Im Sommer 2026 werden wir die Sandalen-Palette deutlich erweitern. Wir planen eine neue Variante mit einer Außensohle in Lederoptik für einen klassischeren Sandalen-Look. Außerdem wollen wir mit Pammys Work einen zertifizierten Arbeitsschuh herausbringen, der für die Gastronomie und die Arbeit im Krankenhaus geeignet ist. Zudem planen wir in diesem Jahr die Expansion in weitere europäische Märkte, insbesondere in die Benelux-Staaten und nach Skandinavien.
Pammys verkauft mit dem Pammys Pro auch schon einen Schuh, der ohne diese Zertifikate damit wirbt, für die Arbeit geeignet zu sein. Gab es dafür Kritik und was unterscheidet die beiden Modelle?

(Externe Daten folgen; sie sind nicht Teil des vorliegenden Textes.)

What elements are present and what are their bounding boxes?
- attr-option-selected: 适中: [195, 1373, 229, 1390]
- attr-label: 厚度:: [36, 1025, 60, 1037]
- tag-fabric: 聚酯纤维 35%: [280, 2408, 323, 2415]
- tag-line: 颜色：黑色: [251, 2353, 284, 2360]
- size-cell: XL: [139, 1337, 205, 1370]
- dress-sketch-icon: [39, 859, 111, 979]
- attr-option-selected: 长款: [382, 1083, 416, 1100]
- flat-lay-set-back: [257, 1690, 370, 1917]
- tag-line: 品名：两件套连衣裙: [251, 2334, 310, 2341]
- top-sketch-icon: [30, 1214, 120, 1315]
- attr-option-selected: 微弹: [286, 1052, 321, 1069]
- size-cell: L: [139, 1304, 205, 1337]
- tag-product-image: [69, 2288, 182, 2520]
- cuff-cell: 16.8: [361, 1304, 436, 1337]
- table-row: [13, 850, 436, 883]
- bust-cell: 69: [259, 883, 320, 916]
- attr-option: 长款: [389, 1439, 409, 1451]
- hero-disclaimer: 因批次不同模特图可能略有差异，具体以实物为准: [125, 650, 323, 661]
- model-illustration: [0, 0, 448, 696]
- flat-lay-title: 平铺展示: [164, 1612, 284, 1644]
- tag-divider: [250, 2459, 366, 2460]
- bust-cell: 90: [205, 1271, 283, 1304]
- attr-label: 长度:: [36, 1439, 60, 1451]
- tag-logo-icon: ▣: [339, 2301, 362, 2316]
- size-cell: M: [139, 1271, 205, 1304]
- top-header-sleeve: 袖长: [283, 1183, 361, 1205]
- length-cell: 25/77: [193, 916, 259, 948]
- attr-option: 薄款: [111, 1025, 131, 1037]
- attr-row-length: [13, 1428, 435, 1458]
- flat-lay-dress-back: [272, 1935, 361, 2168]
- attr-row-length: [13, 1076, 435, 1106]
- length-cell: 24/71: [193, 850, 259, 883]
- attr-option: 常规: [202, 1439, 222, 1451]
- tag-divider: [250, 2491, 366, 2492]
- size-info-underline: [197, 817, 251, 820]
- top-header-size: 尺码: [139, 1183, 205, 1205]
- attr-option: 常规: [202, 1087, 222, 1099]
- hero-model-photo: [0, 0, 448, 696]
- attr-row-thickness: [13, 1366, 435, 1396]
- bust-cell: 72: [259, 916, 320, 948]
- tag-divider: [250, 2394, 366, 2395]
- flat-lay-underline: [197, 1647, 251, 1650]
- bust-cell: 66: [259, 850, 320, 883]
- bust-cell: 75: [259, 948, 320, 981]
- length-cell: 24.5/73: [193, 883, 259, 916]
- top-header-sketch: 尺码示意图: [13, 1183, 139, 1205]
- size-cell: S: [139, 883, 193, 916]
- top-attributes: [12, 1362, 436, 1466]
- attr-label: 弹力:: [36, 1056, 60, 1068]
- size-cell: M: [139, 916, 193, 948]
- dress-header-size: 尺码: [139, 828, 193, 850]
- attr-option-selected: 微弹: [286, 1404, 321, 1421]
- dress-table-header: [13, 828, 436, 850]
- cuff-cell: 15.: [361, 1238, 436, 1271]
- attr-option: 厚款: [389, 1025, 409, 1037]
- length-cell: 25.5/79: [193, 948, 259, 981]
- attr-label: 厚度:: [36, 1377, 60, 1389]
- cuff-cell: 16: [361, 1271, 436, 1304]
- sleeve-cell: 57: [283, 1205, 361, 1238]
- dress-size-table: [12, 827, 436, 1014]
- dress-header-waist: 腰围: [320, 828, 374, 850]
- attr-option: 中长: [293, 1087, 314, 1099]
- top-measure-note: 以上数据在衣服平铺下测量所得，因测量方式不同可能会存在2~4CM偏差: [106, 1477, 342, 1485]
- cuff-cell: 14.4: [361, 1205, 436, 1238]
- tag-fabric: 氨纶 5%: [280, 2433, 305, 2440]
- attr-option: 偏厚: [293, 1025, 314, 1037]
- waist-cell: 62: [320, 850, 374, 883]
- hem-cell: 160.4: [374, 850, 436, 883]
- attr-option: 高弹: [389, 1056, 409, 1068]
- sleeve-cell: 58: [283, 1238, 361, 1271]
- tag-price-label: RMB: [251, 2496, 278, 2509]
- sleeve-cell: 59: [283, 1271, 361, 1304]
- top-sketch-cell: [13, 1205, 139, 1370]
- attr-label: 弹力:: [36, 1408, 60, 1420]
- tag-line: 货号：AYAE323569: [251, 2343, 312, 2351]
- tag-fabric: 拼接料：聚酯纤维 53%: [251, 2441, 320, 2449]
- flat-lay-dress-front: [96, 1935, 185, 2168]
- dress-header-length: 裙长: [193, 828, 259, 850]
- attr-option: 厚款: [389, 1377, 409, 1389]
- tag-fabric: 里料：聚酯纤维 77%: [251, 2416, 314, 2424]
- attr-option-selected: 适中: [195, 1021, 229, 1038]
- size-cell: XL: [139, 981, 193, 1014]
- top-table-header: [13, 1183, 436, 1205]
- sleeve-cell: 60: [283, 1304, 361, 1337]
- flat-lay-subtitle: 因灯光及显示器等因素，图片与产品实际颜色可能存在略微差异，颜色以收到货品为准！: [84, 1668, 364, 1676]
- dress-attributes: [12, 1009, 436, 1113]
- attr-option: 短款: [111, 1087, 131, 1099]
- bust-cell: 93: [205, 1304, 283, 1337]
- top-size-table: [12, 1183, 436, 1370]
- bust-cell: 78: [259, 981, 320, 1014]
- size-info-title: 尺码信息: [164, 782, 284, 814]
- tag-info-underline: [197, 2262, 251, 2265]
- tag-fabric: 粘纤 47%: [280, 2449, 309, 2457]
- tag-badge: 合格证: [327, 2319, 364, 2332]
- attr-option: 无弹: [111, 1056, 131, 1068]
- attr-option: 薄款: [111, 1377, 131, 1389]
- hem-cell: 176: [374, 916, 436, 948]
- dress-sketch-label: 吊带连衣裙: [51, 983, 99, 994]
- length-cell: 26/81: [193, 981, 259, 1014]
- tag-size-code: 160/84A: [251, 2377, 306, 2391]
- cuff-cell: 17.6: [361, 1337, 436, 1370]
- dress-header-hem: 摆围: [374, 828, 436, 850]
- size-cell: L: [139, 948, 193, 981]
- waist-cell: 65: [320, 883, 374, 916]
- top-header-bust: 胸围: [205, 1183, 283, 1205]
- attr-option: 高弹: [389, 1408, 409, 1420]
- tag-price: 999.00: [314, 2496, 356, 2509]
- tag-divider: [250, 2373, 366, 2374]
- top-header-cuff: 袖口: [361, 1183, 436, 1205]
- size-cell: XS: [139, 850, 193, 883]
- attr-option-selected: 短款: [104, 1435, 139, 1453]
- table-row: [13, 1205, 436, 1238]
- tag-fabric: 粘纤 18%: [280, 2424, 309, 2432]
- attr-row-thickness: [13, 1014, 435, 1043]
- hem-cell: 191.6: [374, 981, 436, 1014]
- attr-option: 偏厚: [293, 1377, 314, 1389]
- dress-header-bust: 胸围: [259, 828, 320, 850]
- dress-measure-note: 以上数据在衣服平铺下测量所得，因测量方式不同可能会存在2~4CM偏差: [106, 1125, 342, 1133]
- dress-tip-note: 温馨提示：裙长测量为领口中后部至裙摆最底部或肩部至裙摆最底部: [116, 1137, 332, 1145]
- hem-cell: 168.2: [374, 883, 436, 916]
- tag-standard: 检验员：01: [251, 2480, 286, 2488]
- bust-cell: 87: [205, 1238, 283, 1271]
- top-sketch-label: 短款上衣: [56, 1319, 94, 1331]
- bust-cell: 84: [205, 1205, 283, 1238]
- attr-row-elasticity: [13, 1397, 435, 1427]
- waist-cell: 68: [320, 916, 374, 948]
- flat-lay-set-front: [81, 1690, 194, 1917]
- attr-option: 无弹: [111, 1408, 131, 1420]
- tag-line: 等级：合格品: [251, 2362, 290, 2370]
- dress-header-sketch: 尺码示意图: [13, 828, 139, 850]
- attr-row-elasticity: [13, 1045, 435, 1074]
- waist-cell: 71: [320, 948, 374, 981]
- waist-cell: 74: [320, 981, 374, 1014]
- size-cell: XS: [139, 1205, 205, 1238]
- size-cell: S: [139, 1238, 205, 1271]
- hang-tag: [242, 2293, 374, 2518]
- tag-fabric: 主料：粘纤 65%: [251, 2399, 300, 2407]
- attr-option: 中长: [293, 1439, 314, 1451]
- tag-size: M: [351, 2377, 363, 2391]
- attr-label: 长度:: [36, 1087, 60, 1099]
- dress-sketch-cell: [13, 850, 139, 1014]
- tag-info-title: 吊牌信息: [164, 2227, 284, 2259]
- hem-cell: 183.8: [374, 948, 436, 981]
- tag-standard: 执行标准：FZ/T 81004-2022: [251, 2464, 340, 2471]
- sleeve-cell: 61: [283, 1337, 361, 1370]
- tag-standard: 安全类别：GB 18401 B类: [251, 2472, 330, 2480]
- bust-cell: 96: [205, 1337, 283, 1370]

Im Alltag suchen die Kundinnen oft Schuhe, die nicht zertifiziert sind. Einige wollen, wenn sie zum Beispiel in der Pflege arbeiten, die bessere Belüftung dank Löchern am Schuh – das ist bei einem zertifizierten Schuh nicht möglich. Deswegen wollen wir beides anbieten und den Kundinnen die Wahl lassen.
Wie hoch sind die Retouren? Das ist ja oft die größte Herausforderung im Online-Business mit Schuhen.
Unsere Retourenquote ist im Vergleich zum Modemarkt sehr niedrig und liegt bei unter ca. 10 %. Unser Ziel ist es, sie noch weiter zu senken. Die guten Retourenquoten zeigen uns, dass wir unser Marketing-Versprechen auch einhalten. Deswegen bringen wir auch nur langsam neue Schuhmodelle heraus und schauen, was funktioniert.
Ist Pammys noch in einer Phase, in der Wachstum das Wichtigste ist, oder geht es schon um Profitabilität?
Beides gleichermaßen. Wir sind bootstrap. Das heißt: Wir haben keinen Investor, sondern alles selbst finanziert. Deswegen müssen wir profitabel sein, um wachsen zu können. Wir haben uns die letzten zwei Jahre jeweils verdoppelt und planen dieses Jahr die Verdreifachung. Das würden wir nicht hinbekommen, wenn wir unprofitabel wären. Damit investieren wir in die Neuentwicklungen und brauchen die Mittel, um die guten Leute zu verpflichten, dank derer wir wachsen.